Since then the Observatory has undergone a number of changes, many of which have reflected professional, political and even societal reorganization. After Czechoslovakia gained its independence from the Austro-Hungarian Empire, the institute was renamed the ‘State Astronomical Observatory’. In 1940, it was moved as such to an undistinguished apartment building in Vinohrady (Budečská Street) in Prague.

Long before that, in 1898, a private observatory owned by J.J. Frič was built in a small village Ondřejov, located 35 km south-east of Prague.This small observatory was donated to the state of Czechoslovakia, more specifically to Charles University in Prague, in 1928.

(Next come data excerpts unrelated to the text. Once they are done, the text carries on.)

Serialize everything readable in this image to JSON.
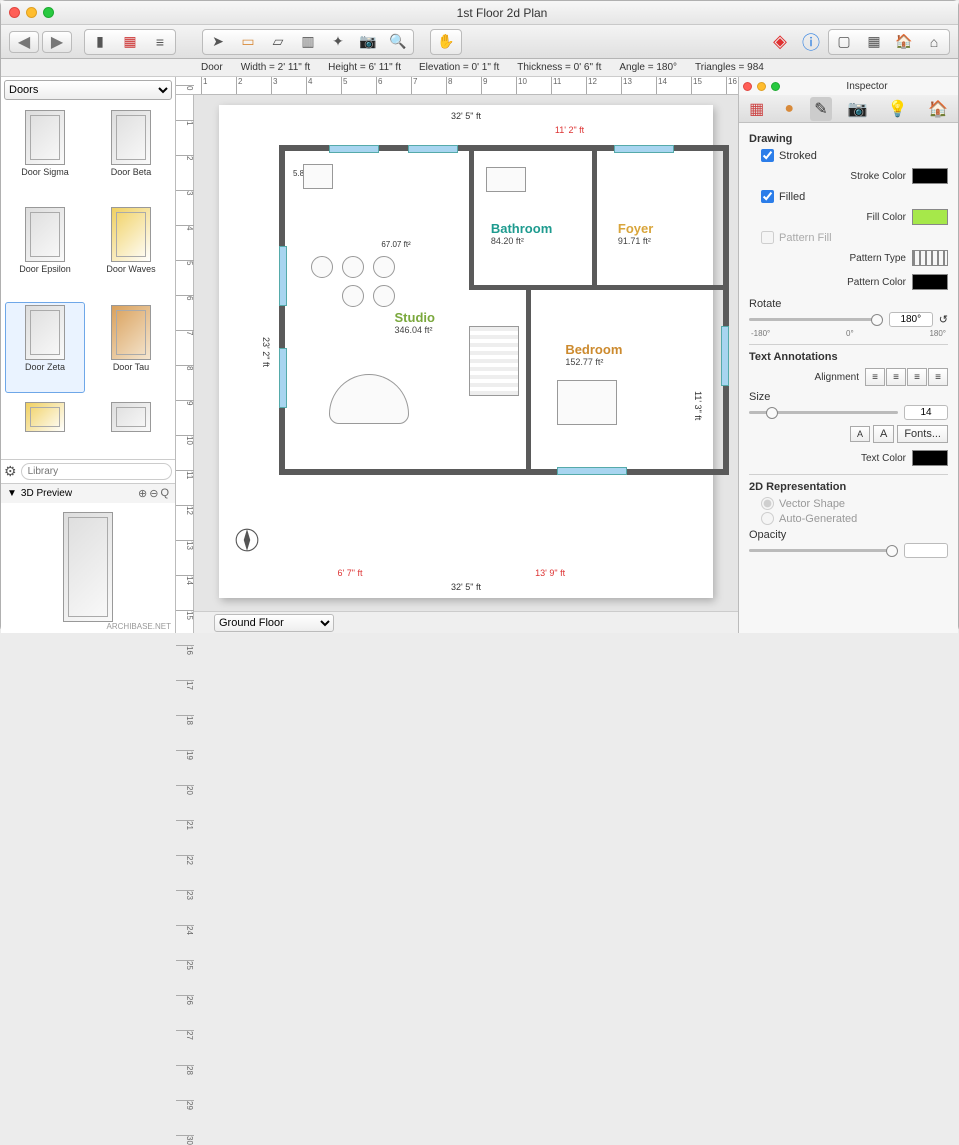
{
  "window": {
    "title": "1st Floor 2d Plan"
  },
  "infobar": {
    "object": "Door",
    "width": "Width = 2' 11\" ft",
    "height": "Height = 6' 11\" ft",
    "elevation": "Elevation = 0' 1\" ft",
    "thickness": "Thickness = 0' 6\" ft",
    "angle": "Angle = 180°",
    "triangles": "Triangles = 984"
  },
  "library": {
    "category": "Doors",
    "search_placeholder": "Library",
    "items": [
      {
        "label": "Door Sigma"
      },
      {
        "label": "Door Beta"
      },
      {
        "label": "Door Epsilon"
      },
      {
        "label": "Door Waves"
      },
      {
        "label": "Door Zeta",
        "selected": true
      },
      {
        "label": "Door Tau"
      }
    ],
    "preview_title": "3D Preview",
    "credit": "ARCHIBASE.NET"
  },
  "canvas": {
    "floor_selector": "Ground Floor",
    "dims": {
      "top_total": "32' 5\" ft",
      "top_right": "11' 2\" ft",
      "left_total": "23' 2\" ft",
      "right_total": "11' 3\" ft",
      "bottom_total": "32' 5\" ft",
      "bottom_left": "6' 7\" ft",
      "bottom_right": "13' 9\" ft",
      "note1": "5.87 ft²",
      "note2": "67.07 ft²"
    },
    "rooms": {
      "bathroom": {
        "name": "Bathroom",
        "area": "84.20 ft²",
        "color": "#1e9b8f"
      },
      "foyer": {
        "name": "Foyer",
        "area": "91.71 ft²",
        "color": "#d9a53b"
      },
      "studio": {
        "name": "Studio",
        "area": "346.04 ft²",
        "color": "#7aa83c"
      },
      "bedroom": {
        "name": "Bedroom",
        "area": "152.77 ft²",
        "color": "#cc8a2e"
      }
    }
  },
  "inspector": {
    "title": "Inspector",
    "drawing": {
      "heading": "Drawing",
      "stroked": "Stroked",
      "stroke_color": "Stroke Color",
      "filled": "Filled",
      "fill_color": "Fill Color",
      "pattern_fill": "Pattern Fill",
      "pattern_type": "Pattern Type",
      "pattern_color": "Pattern Color",
      "rotate": "Rotate",
      "rotate_value": "180°",
      "ticks": [
        "-180°",
        "0°",
        "180°"
      ],
      "reset_icon": "↺"
    },
    "text": {
      "heading": "Text Annotations",
      "alignment": "Alignment",
      "size": "Size",
      "size_value": "14",
      "fonts": "Fonts...",
      "text_color": "Text Color"
    },
    "rep2d": {
      "heading": "2D Representation",
      "vector": "Vector Shape",
      "auto": "Auto-Generated",
      "opacity": "Opacity"
    }
  }
}
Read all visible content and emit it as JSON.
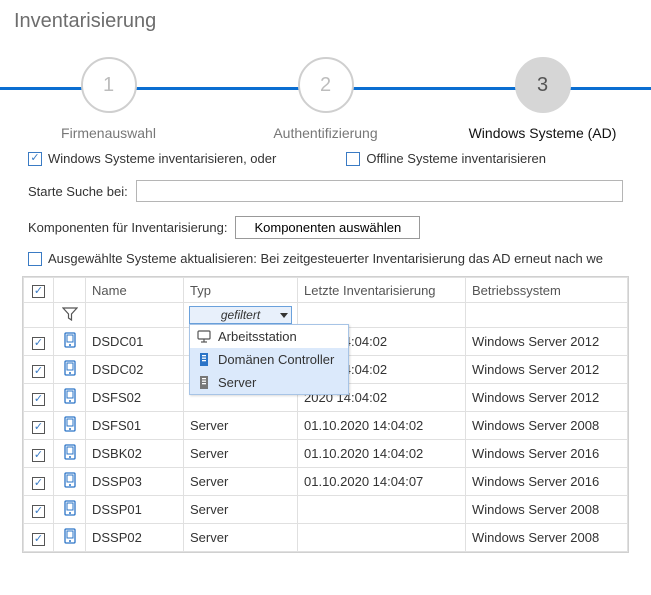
{
  "title": "Inventarisierung",
  "stepper": {
    "steps": [
      {
        "num": "1",
        "label": "Firmenauswahl"
      },
      {
        "num": "2",
        "label": "Authentifizierung"
      },
      {
        "num": "3",
        "label": "Windows Systeme (AD)"
      }
    ],
    "active_index": 2
  },
  "options": {
    "inventory_windows": {
      "label": "Windows Systeme inventarisieren, oder",
      "checked": true
    },
    "inventory_offline": {
      "label": "Offline Systeme inventarisieren",
      "checked": false
    }
  },
  "search": {
    "label": "Starte Suche bei:",
    "value": ""
  },
  "components": {
    "label": "Komponenten für Inventarisierung:",
    "button": "Komponenten auswählen"
  },
  "update_selected": {
    "label": "Ausgewählte Systeme aktualisieren: Bei zeitgesteuerter Inventarisierung das AD erneut nach we",
    "checked": false
  },
  "table": {
    "headers": {
      "name": "Name",
      "type": "Typ",
      "last": "Letzte Inventarisierung",
      "os": "Betriebssystem"
    },
    "filter": {
      "type_combo": "gefiltert"
    },
    "rows": [
      {
        "checked": true,
        "name": "DSDC01",
        "type": "Domänen Controller",
        "date": "01.10.2020 14:04:02",
        "os": "Windows Server 2012"
      },
      {
        "checked": true,
        "name": "DSDC02",
        "type": "Domänen Controller",
        "date": "01.10.2020 14:04:02",
        "os": "Windows Server 2012"
      },
      {
        "checked": true,
        "name": "DSFS02",
        "type": "Server",
        "date": "01.10.2020 14:04:02",
        "os": "Windows Server 2012"
      },
      {
        "checked": true,
        "name": "DSFS01",
        "type": "Server",
        "date": "01.10.2020 14:04:02",
        "os": "Windows Server 2008"
      },
      {
        "checked": true,
        "name": "DSBK02",
        "type": "Server",
        "date": "01.10.2020 14:04:02",
        "os": "Windows Server 2016"
      },
      {
        "checked": true,
        "name": "DSSP03",
        "type": "Server",
        "date": "01.10.2020 14:04:07",
        "os": "Windows Server 2016"
      },
      {
        "checked": true,
        "name": "DSSP01",
        "type": "Server",
        "date": "",
        "os": "Windows Server 2008"
      },
      {
        "checked": true,
        "name": "DSSP02",
        "type": "Server",
        "date": "",
        "os": "Windows Server 2008"
      }
    ]
  },
  "dropdown": {
    "items": [
      {
        "icon": "workstation",
        "label": "Arbeitsstation",
        "selected": false
      },
      {
        "icon": "dc",
        "label": "Domänen Controller",
        "selected": true
      },
      {
        "icon": "server",
        "label": "Server",
        "selected": true
      }
    ]
  },
  "overlay_cover_rows": 3
}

The site of the Ondřejov Observatory, at an elevation of 500 m in the relatively unpolluted environs of Prague, proved to be well chosen. After the Czechoslovak Academy of Sciences was established in 1953, it was merged with the State Astronomical Observatory to create the Astronomical Institute, now belonging to The Czech Academy of Sciences. In 1967 the largest Czech optical telescope with the diameter of two metres was inaugurated in Ondřejov.

At the time of the division of the Federal Czechoslovak Republic into the Czech Republic and Slovak Republic in 1993, the Prague part of the Institute was moved to new premises in Prague-Spořilov. Currently, the Institute participates in ESO and ESA projects, as the Czech Republic became a member state of these organisations in 2007 and 2008, respectively.